# Figuring overhead



## Grumpy (Oct 8, 2003)

Overhead is really actually very easy if you know your numbers. You have to know what you did last year, know what you are projecting to do this year, and watch your numbers from time to time to make sure you are on target.

Your first year in business it's a little harder sicne you have no historic data to fall back on. However you can make some very educated guesses with your accountant as to your overhead and do a profit loss report at the end of the first, then second,t hen third job and adjust accordingly. Every time you want to make a big purchase ask your accountant how that will effect your overhead and thusly your pricing.

With me, it's simple. I know how much it costs me to run my business including my salary. I know about how many working days and how many jobs we are going to do this year. I know what the "going rate" is and I won't charge less than that. 

SO if it costs me $365,000 a year just to have a company sitting weather we do business or not you may think that's an easy $1,000.00 per day. Right? Wrong! There are only 200 working days in the year around here so that's actually $1,825 per day... almost double!

That means I need $1,825 gross profit per day to pay my salary and break even as a company. Anything more is gross profit. How do I apply this to a job? You know to know how long the job will take and how many jobs you will have run con-current, how many crews working per day. If I did 365 jobs last year that means I did 1.825 jobs per day. I could take the $1,825/1.825 and know I need to make $1,000 per crew per day just to break even.

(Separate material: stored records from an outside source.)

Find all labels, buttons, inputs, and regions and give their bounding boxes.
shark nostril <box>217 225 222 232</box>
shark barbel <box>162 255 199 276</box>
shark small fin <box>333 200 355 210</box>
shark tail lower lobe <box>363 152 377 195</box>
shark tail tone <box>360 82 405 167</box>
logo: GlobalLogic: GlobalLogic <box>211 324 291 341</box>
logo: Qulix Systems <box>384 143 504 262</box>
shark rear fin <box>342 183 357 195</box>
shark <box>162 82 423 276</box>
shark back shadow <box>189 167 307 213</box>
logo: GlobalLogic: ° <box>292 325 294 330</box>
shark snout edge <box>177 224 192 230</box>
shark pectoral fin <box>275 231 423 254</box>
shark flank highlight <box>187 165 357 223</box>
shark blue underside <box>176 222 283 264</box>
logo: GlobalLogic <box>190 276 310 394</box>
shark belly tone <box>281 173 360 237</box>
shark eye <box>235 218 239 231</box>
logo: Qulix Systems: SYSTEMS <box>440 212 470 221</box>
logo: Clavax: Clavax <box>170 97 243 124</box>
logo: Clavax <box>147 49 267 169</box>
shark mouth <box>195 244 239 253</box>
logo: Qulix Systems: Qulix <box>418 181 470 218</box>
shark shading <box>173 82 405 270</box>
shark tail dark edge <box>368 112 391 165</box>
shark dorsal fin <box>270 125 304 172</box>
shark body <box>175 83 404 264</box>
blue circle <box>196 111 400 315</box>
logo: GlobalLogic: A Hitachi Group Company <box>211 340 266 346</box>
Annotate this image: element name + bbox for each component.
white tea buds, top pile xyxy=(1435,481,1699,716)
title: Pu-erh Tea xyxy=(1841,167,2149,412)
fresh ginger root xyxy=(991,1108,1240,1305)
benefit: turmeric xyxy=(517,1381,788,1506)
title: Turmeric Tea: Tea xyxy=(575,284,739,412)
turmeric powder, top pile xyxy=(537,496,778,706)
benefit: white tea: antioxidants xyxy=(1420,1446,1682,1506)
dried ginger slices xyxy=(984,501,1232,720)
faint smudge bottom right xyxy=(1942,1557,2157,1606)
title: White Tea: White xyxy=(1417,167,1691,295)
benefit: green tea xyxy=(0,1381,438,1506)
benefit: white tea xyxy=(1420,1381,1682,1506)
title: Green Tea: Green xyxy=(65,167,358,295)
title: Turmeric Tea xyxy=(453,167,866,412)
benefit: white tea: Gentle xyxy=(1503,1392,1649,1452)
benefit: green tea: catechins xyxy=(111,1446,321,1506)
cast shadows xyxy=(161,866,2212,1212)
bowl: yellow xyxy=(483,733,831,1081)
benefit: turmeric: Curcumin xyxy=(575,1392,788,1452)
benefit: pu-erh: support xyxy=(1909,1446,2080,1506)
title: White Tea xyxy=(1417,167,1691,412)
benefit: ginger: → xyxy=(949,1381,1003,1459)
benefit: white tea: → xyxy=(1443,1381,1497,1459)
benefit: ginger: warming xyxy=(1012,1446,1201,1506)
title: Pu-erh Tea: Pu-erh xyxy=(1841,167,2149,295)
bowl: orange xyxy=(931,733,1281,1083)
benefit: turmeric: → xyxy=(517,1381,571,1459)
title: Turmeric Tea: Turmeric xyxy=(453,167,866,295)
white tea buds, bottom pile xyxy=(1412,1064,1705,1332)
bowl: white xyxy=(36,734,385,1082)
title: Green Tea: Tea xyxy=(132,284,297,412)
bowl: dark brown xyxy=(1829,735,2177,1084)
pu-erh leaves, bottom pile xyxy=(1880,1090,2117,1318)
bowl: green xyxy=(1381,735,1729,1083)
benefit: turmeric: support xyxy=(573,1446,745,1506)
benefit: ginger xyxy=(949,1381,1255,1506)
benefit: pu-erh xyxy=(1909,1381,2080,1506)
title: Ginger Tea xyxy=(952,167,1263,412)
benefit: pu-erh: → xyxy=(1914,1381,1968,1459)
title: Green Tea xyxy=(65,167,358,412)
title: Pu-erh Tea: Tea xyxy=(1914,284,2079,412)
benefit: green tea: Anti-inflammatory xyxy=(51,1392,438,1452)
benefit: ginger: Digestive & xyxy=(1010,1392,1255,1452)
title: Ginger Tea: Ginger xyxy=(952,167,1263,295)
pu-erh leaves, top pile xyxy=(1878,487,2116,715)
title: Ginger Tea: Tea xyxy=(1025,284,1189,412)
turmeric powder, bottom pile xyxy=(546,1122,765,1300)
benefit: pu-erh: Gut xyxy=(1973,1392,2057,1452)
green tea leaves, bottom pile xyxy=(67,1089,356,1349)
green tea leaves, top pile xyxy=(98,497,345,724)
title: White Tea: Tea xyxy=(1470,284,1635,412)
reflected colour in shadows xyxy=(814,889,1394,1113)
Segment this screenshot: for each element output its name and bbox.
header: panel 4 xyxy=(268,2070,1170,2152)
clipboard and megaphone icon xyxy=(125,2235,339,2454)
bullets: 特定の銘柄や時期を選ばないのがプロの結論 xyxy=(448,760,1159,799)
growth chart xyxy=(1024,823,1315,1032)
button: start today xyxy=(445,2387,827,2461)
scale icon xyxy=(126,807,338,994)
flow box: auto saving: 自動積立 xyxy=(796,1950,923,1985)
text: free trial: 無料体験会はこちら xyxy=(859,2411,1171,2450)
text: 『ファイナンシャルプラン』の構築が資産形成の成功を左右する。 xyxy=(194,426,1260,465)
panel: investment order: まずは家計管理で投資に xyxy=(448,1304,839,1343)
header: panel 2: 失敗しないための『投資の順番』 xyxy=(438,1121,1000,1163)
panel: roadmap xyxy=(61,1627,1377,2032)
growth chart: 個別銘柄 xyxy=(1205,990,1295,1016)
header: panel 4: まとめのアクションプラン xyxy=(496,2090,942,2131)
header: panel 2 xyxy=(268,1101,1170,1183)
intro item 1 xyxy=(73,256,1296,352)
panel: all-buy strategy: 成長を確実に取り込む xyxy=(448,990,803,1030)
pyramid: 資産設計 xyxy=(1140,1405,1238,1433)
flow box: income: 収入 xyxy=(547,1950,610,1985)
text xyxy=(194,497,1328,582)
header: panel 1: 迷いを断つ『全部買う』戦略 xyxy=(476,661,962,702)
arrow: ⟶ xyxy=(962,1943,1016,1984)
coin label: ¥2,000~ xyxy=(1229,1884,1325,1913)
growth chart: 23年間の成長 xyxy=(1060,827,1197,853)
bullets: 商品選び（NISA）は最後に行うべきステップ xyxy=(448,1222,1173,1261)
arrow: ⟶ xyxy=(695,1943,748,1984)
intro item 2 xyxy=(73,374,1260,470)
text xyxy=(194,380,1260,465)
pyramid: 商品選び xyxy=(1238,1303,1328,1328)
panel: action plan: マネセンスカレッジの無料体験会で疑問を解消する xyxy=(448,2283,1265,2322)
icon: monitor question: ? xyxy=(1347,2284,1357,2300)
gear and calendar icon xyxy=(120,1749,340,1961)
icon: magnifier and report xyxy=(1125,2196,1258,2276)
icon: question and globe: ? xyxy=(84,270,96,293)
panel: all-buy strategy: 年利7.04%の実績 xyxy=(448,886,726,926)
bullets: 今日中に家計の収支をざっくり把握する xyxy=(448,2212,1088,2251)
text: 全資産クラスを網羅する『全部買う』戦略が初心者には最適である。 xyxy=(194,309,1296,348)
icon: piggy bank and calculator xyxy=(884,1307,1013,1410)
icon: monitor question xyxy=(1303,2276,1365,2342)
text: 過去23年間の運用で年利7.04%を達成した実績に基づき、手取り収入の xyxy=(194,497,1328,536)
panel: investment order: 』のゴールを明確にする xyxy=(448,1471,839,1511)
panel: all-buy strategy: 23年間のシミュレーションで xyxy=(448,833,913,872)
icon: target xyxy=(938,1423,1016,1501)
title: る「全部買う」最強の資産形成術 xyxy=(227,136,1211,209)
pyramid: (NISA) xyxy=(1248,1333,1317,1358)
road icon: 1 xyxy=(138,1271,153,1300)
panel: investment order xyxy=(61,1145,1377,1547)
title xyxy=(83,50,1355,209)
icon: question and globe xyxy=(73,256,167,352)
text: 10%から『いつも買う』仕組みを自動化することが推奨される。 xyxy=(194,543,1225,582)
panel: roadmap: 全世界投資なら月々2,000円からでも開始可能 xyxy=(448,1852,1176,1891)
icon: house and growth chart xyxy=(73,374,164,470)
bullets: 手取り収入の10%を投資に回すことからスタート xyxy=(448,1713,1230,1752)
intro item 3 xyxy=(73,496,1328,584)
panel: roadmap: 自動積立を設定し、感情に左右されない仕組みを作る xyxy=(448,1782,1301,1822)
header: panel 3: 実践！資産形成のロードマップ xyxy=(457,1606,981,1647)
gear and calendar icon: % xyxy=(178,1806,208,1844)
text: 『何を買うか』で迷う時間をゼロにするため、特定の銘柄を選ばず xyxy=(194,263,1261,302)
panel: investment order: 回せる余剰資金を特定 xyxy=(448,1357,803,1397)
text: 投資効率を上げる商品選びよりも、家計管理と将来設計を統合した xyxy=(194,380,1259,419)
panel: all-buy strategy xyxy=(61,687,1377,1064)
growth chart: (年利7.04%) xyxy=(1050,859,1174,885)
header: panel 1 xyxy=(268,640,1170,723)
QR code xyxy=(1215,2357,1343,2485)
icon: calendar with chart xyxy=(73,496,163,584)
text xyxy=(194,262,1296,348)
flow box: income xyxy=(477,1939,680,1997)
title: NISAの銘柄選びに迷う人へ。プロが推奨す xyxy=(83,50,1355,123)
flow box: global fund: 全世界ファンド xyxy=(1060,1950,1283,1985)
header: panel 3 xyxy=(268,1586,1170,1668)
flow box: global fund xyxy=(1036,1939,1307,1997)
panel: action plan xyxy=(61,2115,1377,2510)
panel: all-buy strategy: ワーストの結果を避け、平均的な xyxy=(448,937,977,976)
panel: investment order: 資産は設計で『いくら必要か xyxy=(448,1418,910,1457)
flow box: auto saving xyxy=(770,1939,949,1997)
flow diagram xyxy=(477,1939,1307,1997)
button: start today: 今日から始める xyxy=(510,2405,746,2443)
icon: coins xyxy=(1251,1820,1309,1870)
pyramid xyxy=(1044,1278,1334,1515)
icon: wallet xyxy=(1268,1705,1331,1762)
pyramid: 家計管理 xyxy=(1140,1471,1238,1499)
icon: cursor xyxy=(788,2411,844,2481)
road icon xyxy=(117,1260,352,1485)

I hope that makes sense. After you've read all our replies, ask your accountant what he thinks.


----------



## Kenny K (Feb 9, 2008)

correct method. accountants are a good rescource if confused


----------



## john elliott (Oct 23, 2005)

A distinction needs to be made between 'overhead', and 'recovering overhead'.

'Overhead' exists anyway. Even if you do no work at all. You can't measure 'overhead' on a by-the-job basis.

'Recovering overhead' requires knowledge of the 'overhead' itself, and a method of ensuring that each job done contributes a suitable share towards it

John


----------